Excerpts from JPM Equity Strategist Kolanovic 2020 outlook via Heisenberg report
So, what about 2020? Well, he’s glad you asked. “While investors increased equity positioning over the past month (in the aftermath of phase 1 trade progress), our assessment is that investors have net exposure that is close to historical averages”, he says, adding that “positioning is higher for systematic funds (e.g., volatility sensitive strategies and CTAs in ~75th percentile), but lower for discretionary and fundamental managers (e.g., discretionary funds ~40th percentile)”.
Next year, he expects outflows from bonds and inflows into equity funds, supporting stocks alongside the relatively benign macro outlook and assumed room for more re-leveraging from the fundamental/discretionary crowd.

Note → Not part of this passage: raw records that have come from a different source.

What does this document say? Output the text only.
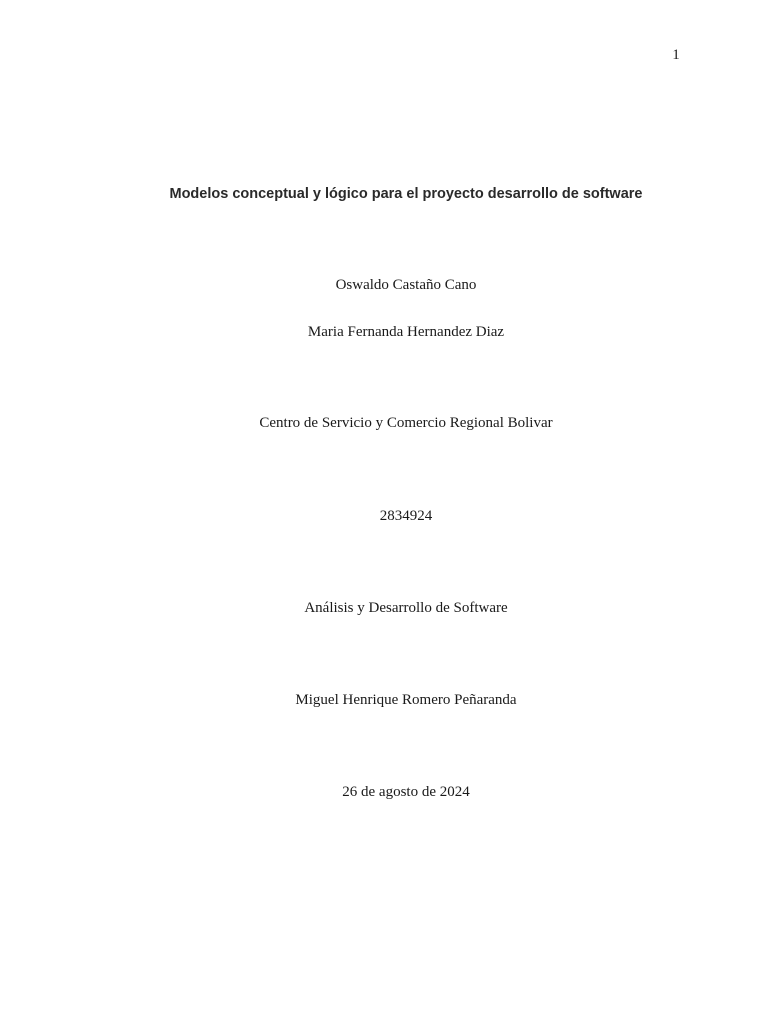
1
Modelos conceptual y lógico para el proyecto desarrollo de software
Oswaldo Castaño Cano
Maria Fernanda Hernandez Diaz
Centro de Servicio y Comercio Regional Bolivar
2834924
Análisis y Desarrollo de Software
Miguel Henrique Romero Peñaranda
26 de agosto de 2024
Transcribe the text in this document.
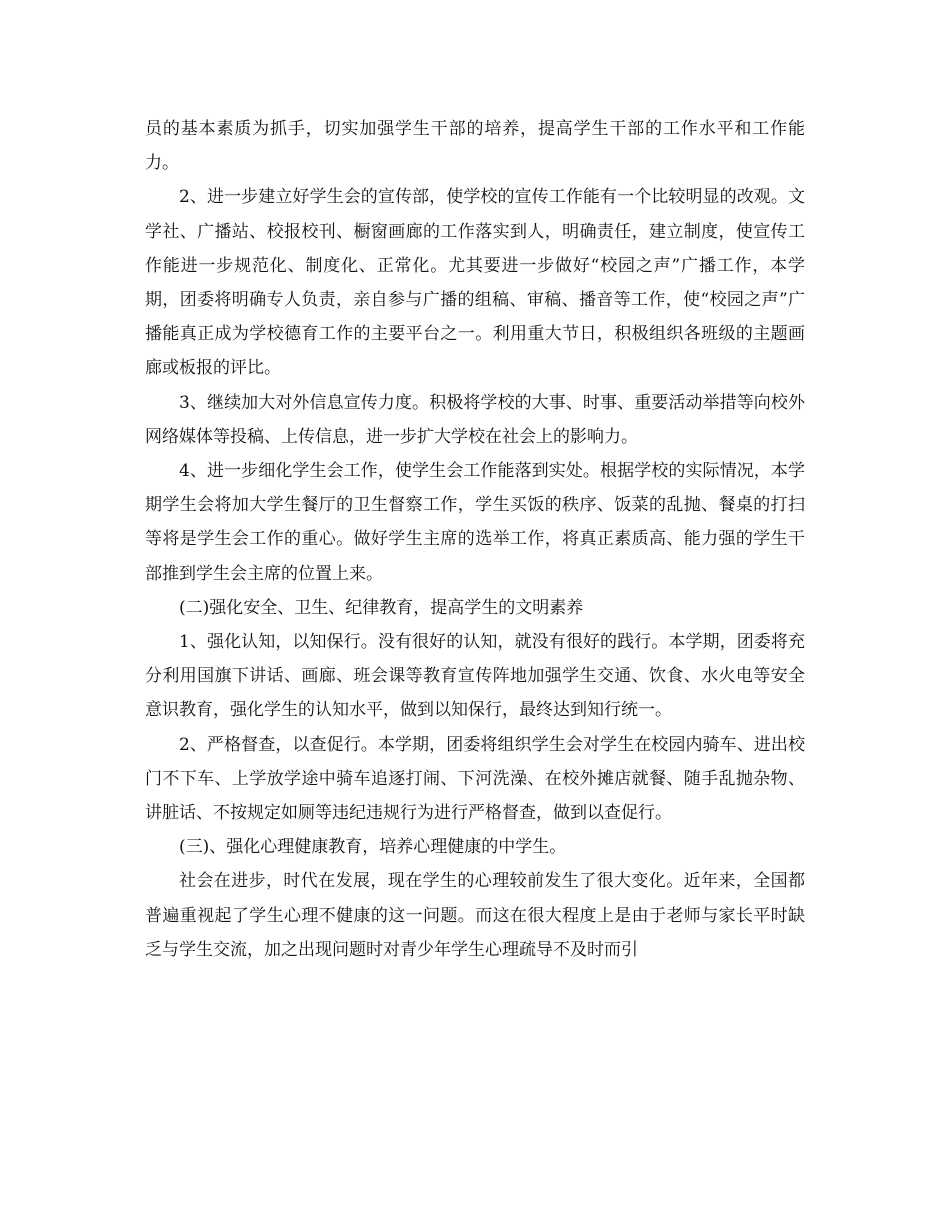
员的基本素质为抓手，切实加强学生干部的培养，提高学生干部的工作水平和工作能力。

2、进一步建立好学生会的宣传部，使学校的宣传工作能有一个比较明显的改观。文学社、广播站、校报校刊、橱窗画廊的工作落实到人，明确责任，建立制度，使宣传工作能进一步规范化、制度化、正常化。尤其要进一步做好“校园之声”广播工作，本学期，团委将明确专人负责，亲自参与广播的组稿、审稿、播音等工作，使“校园之声”广播能真正成为学校德育工作的主要平台之一。利用重大节日，积极组织各班级的主题画廊或板报的评比。

3、继续加大对外信息宣传力度。积极将学校的大事、时事、重要活动举措等向校外网络媒体等投稿、上传信息，进一步扩大学校在社会上的影响力。

4、进一步细化学生会工作，使学生会工作能落到实处。根据学校的实际情况，本学期学生会将加大学生餐厅的卫生督察工作，学生买饭的秩序、饭菜的乱抛、餐桌的打扫等将是学生会工作的重心。做好学生主席的选举工作，将真正素质高、能力强的学生干部推到学生会主席的位置上来。

(二)强化安全、卫生、纪律教育，提高学生的文明素养

1、强化认知，以知保行。没有很好的认知，就没有很好的践行。本学期，团委将充分利用国旗下讲话、画廊、班会课等教育宣传阵地加强学生交通、饮食、水火电等安全意识教育，强化学生的认知水平，做到以知保行，最终达到知行统一。

2、严格督查，以查促行。本学期，团委将组织学生会对学生在校园内骑车、进出校门不下车、上学放学途中骑车追逐打闹、下河洗澡、在校外摊店就餐、随手乱抛杂物、讲脏话、不按规定如厕等违纪违规行为进行严格督查，做到以查促行。

(三)、强化心理健康教育，培养心理健康的中学生。

社会在进步，时代在发展，现在学生的心理较前发生了很大变化。近年来，全国都普遍重视起了学生心理不健康的这一问题。而这在很大程度上是由于老师与家长平时缺乏与学生交流，加之出现问题时对青少年学生心理疏导不及时而引
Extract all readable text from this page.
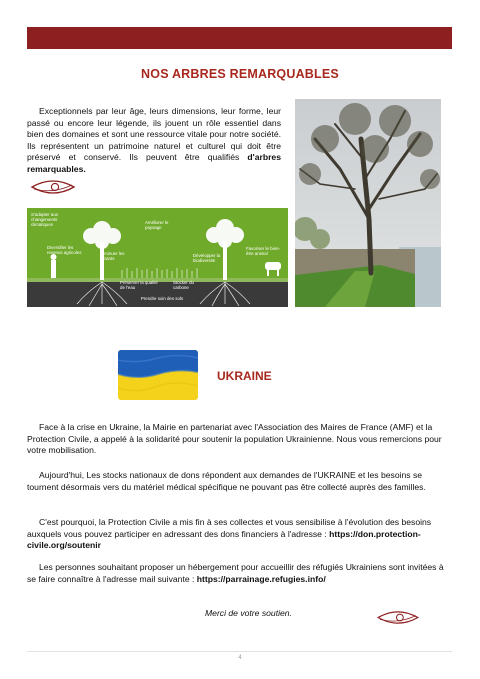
NOS ARBRES REMARQUABLES
Exceptionnels par leur âge, leurs dimensions, leur forme, leur passé ou encore leur légende, ils jouent un rôle essentiel dans bien des domaines et sont une ressource vitale pour notre société. Ils représentent un patrimoine naturel et culturel qui doit être préservé et conservé. Ils peuvent être qualifiés d'arbres remarquables.
S'adapter aux changements climatiques	Améliorer le paysage
Diversifier les revenus agricoles	Diminuer les intrants
Favoriser le bien-être animal
Développer la biodiversité
Préserver la qualité de l'eau
Stocker du carbone
Prendre soin des sols
UKRAINE
Face à la crise en Ukraine, la Mairie en partenariat avec l'Association des Maires de France (AMF) et la Protection Civile, a appelé à la solidarité pour soutenir la population Ukrainienne. Nous vous remercions pour votre mobilisation.
Aujourd'hui, Les stocks nationaux de dons répondent aux demandes de l'UKRAINE et les besoins se tournent désormais vers du matériel médical spécifique ne pouvant pas être collecté auprès des familles.
C'est pourquoi, la Protection Civile a mis fin à ses collectes et vous sensibilise à l'évolution des besoins auxquels vous pouvez participer en adressant des dons financiers à l'adresse : https://don.protection-civile.org/soutenir
Les personnes souhaitant proposer un hébergement pour accueillir des réfugiés Ukrainiens sont invitées à se faire connaître à l'adresse mail suivante : https://parrainage.refugies.info/
Merci de votre soutien.
4
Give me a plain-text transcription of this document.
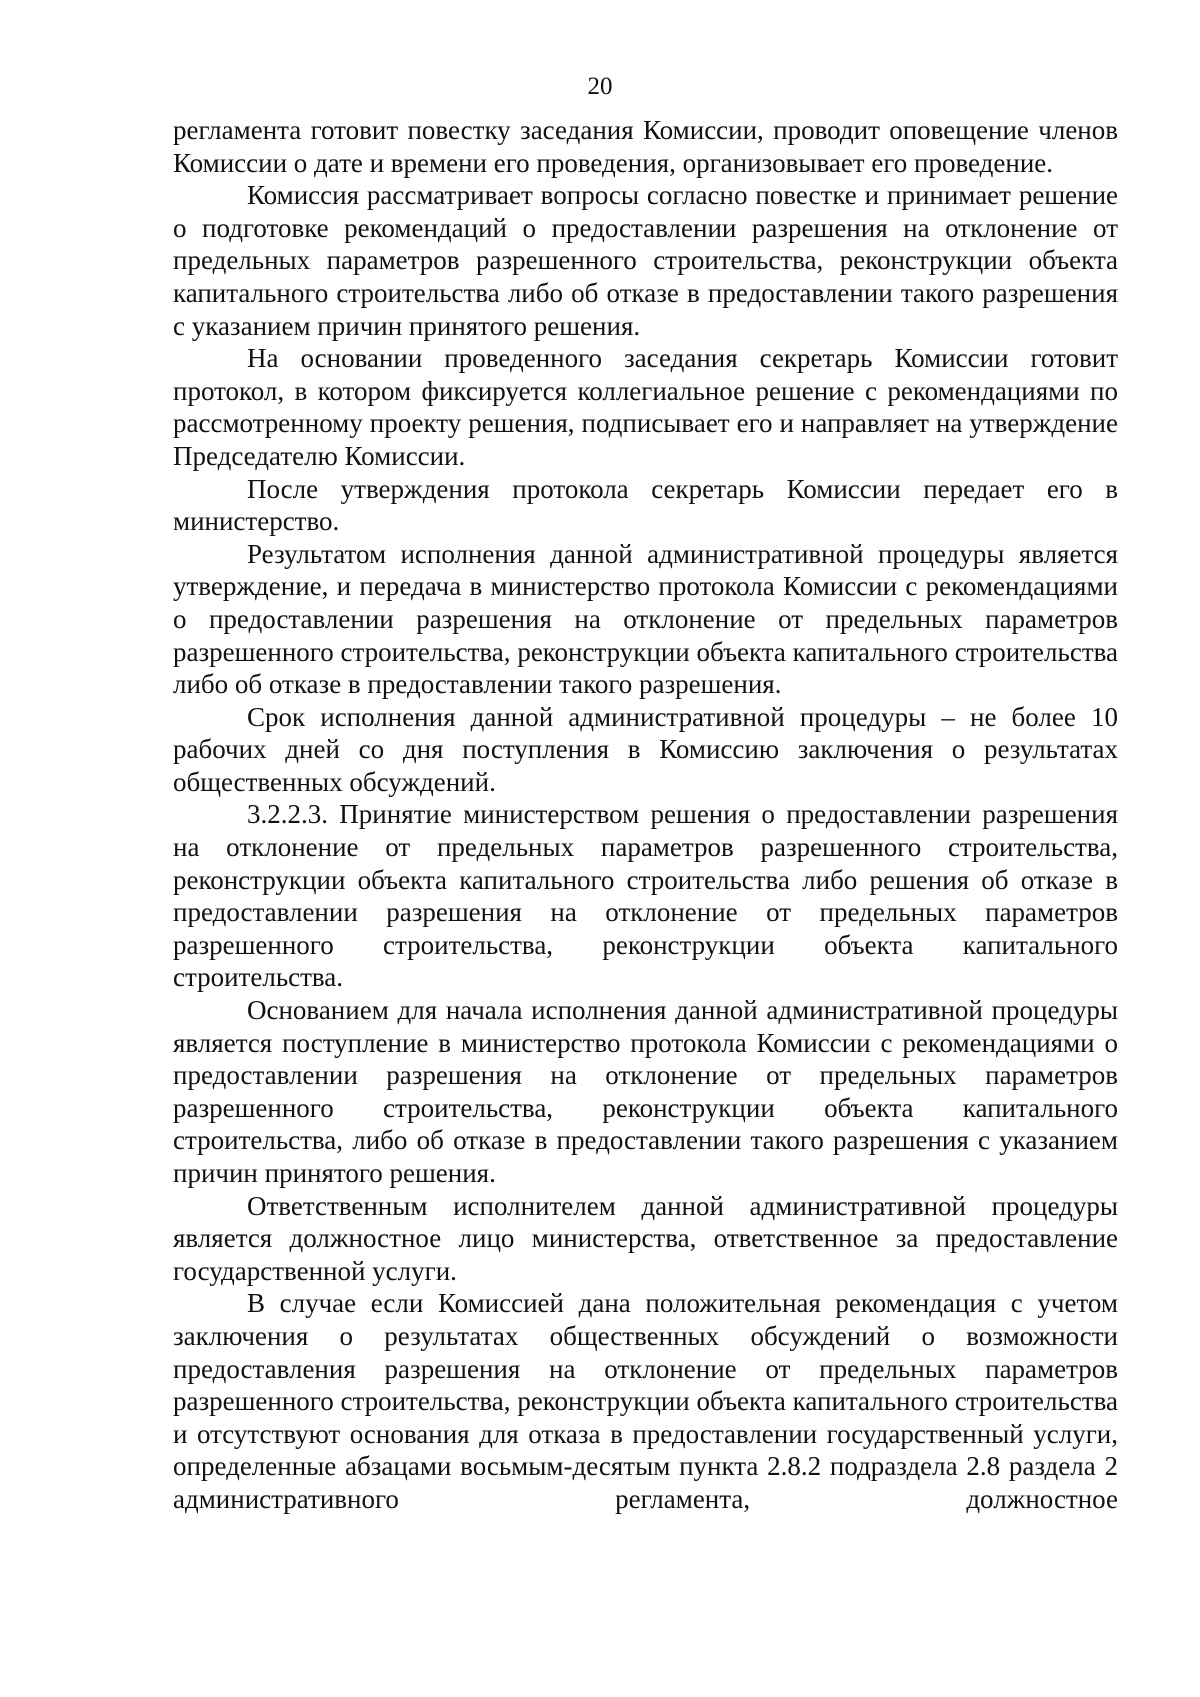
20

регламента готовит повестку заседания Комиссии, проводит оповещение членов Комиссии о дате и времени его проведения, организовывает его проведение.

Комиссия рассматривает вопросы согласно повестке и принимает решение о подготовке рекомендаций о предоставлении разрешения на отклонение от предельных параметров разрешенного строительства, реконструкции объекта капитального строительства либо об отказе в предоставлении такого разрешения с указанием причин принятого решения.

На основании проведенного заседания секретарь Комиссии готовит протокол, в котором фиксируется коллегиальное решение с рекомендациями по рассмотренному проекту решения, подписывает его и направляет на утверждение Председателю Комиссии.

После утверждения протокола секретарь Комиссии передает его в министерство.

Результатом исполнения данной административной процедуры является утверждение, и передача в министерство протокола Комиссии с рекомендациями о предоставлении разрешения на отклонение от предельных параметров разрешенного строительства, реконструкции объекта капитального строительства либо об отказе в предоставлении такого разрешения.

Срок исполнения данной административной процедуры – не более 10 рабочих дней со дня поступления в Комиссию заключения о результатах общественных обсуждений.

3.2.2.3. Принятие министерством решения о предоставлении разрешения на отклонение от предельных параметров разрешенного строительства, реконструкции объекта капитального строительства либо решения об отказе в предоставлении разрешения на отклонение от предельных параметров разрешенного строительства, реконструкции объекта капитального строительства.

Основанием для начала исполнения данной административной процедуры является поступление в министерство протокола Комиссии с рекомендациями о предоставлении разрешения на отклонение от предельных параметров разрешенного строительства, реконструкции объекта капитального строительства, либо об отказе в предоставлении такого разрешения с указанием причин принятого решения.

Ответственным исполнителем данной административной процедуры является должностное лицо министерства, ответственное за предоставление государственной услуги.

В случае если Комиссией дана положительная рекомендация с учетом заключения о результатах общественных обсуждений о возможности предоставления разрешения на отклонение от предельных параметров разрешенного строительства, реконструкции объекта капитального строительства и отсутствуют основания для отказа в предоставлении государственный услуги, определенные абзацами восьмым-десятым пункта 2.8.2 подраздела 2.8 раздела 2 административного регламента, должностное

Taking that into account, Kolanovic says “equities can still move higher, and we are setting our S&P 500 2020 price target at 3,400… based on our EPS forecast of 180 and multiple of ~19x”.
For 2020, Marko largely reiterates that view, noting that the bank’s fair value model calls for a 15 VIX, but adding that between “incremental central bank support, our positive view on PMIs and trade war developments, we would lower that target by ~0.5 to 1 point relative to 2019”. Here’s a bit more:
Similar to our 2019 forecast, we think the median VIX will be realized with the most prevalent reading of ~12 and likely one or two bouts of volatility into a 15-25 range. As such, we think that the outlook for short volatility strategies is only marginally better than last year.
As for the risks to the outlook, it’s pretty simple, really. The risks center around US trade policies, namely, whether there’s another escalation that “injects volatility into financial markets”. Such an escalation, Kolanovic warns, could “prevent a PMI recovery and could even cause a recession”.